From the opening scene of children playing cops and robbers that concludes with a glass bottle being broken to use as a weapon, there is a sense that the adults in the movie are acting out a more dangerous game. Bill is first seen making a model gun and then at an arcade. Before the bank heist, the villains twirl their guns as if in an imaginary western shouting “Pow Pow” whilst the police indulge in baseball. The theme of duality emerges slowly with Bill in flashback failing his police medical, due to being cock eyed. Kei is shown taking down a robber with one shot as though it were a trick shot, a scene that is almost mirrored at the film's final confrontation. Both police and gangs relax at the same bar with no apparent dissimilarities.
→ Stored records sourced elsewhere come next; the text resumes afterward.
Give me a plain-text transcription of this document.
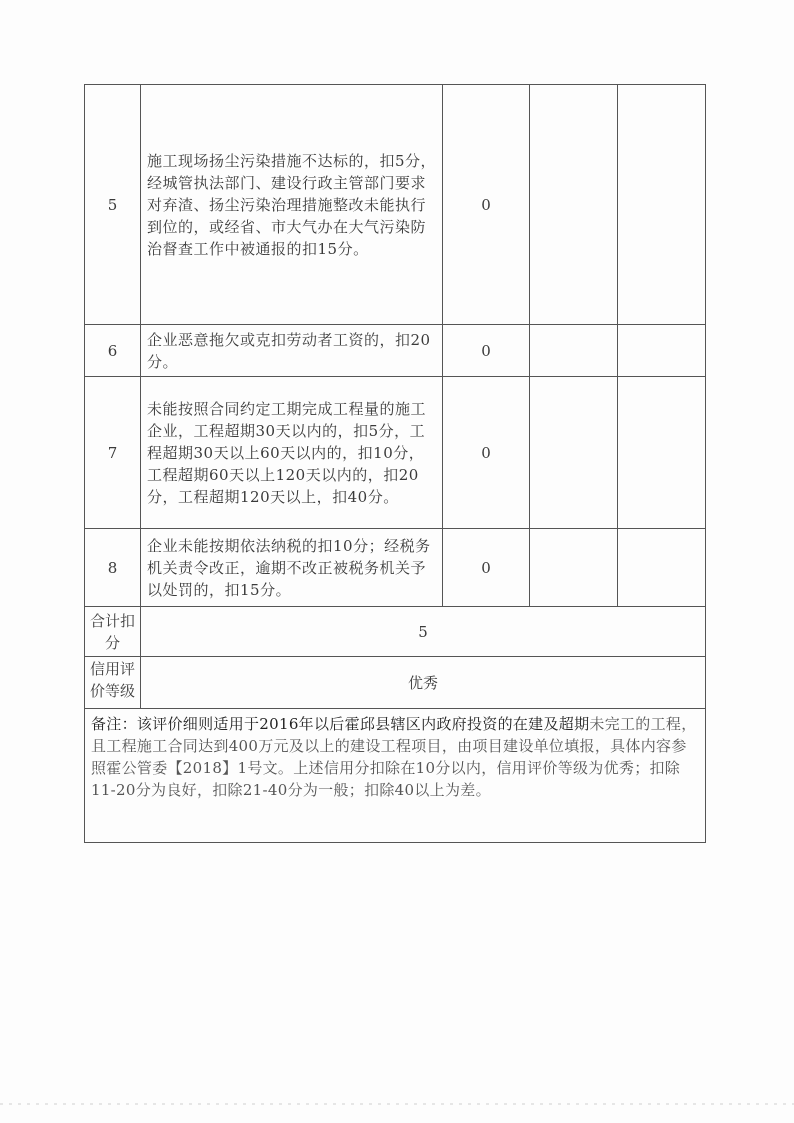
5	施工现场扬尘污染措施不达标的，扣5分，经城管执法部门、建设行政主管部门要求对弃渣、扬尘污染治理措施整改未能执行到位的，或经省、市大气办在大气污染防治督查工作中被通报的扣15分。	0		
6	企业恶意拖欠或克扣劳动者工资的，扣20分。	0		
7	未能按照合同约定工期完成工程量的施工企业，工程超期30天以内的，扣5分，工程超期30天以上60天以内的，扣10分，工程超期60天以上120天以内的，扣20分，工程超期120天以上，扣40分。	0		
8	企业未能按期依法纳税的扣10分；经税务机关责令改正，逾期不改正被税务机关予以处罚的，扣15分。	0		
合计扣分	5			

信用评价等级	优秀			
备注：该评价细则适用于2016年以后霍邱县辖区内政府投资的在建及超期未完工的工程，且工程施工合同达到400万元及以上的建设工程项目，由项目建设单位填报，具体内容参照霍公管委【2018】1号文。上述信用分扣除在10分以内，信用评价等级为优秀；扣除11-20分为良好，扣除21-40分为一般；扣除40以上为差。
The hand held camera work is reminiscent of Kinji Fukasaku's Yakuza series, giving it a more gritty, realistic feel (some undercranking in chase scenes are the exception). As Hong Kong cinema moved into the urban action thriller, the claustrophobic settings of the crowded city made it an ideal locale for the modern neo noir which would be more explicitly demonstrated a few years later in the finale of “Long Arm of the Law”. As the movie heads to its climax in an appropriately nourished night, the outbursts of violence remain very sudden with little stylization that would come to be an expected trait as the genre evolved. The finale feels almost like a horror movie in execution with Bill chasing his prey like a maniac slasher. It's a suitably bloody climax to a film that darkens as it progresses where even the survivors are scarred mentally as well as physically.

Hiu Bing-Sam is exceptional as the increasingly deranged Bill. A complete gun fetishist with anger about his disability that destroyed his chances of being a cop. Almost child like, maniacally laughing as he kills his victims, he is a disturbing presence. The finale as he stalks a policeman through a building is a truly unerving scene with an intensity not often seen to this point. The cops are a broad bunch with little to distinguish them other than a basic character trait. Kei is given a bit more backstory and is the parallel image to Bill. Look out for Phillip Chan as unsurprisingly a policeman and Teddy Robin Kwan as an informer/singer.

“Cops and Robbers” is really well directed by with a strong sense of location and pace building momentum to a surprising final half hour. The undercranking is a bit too evident if finicky, but otherwise is really well shot. An early entry to the Hong Kong New wave and a forerunner of the action cinema to come. Definitely worth watching.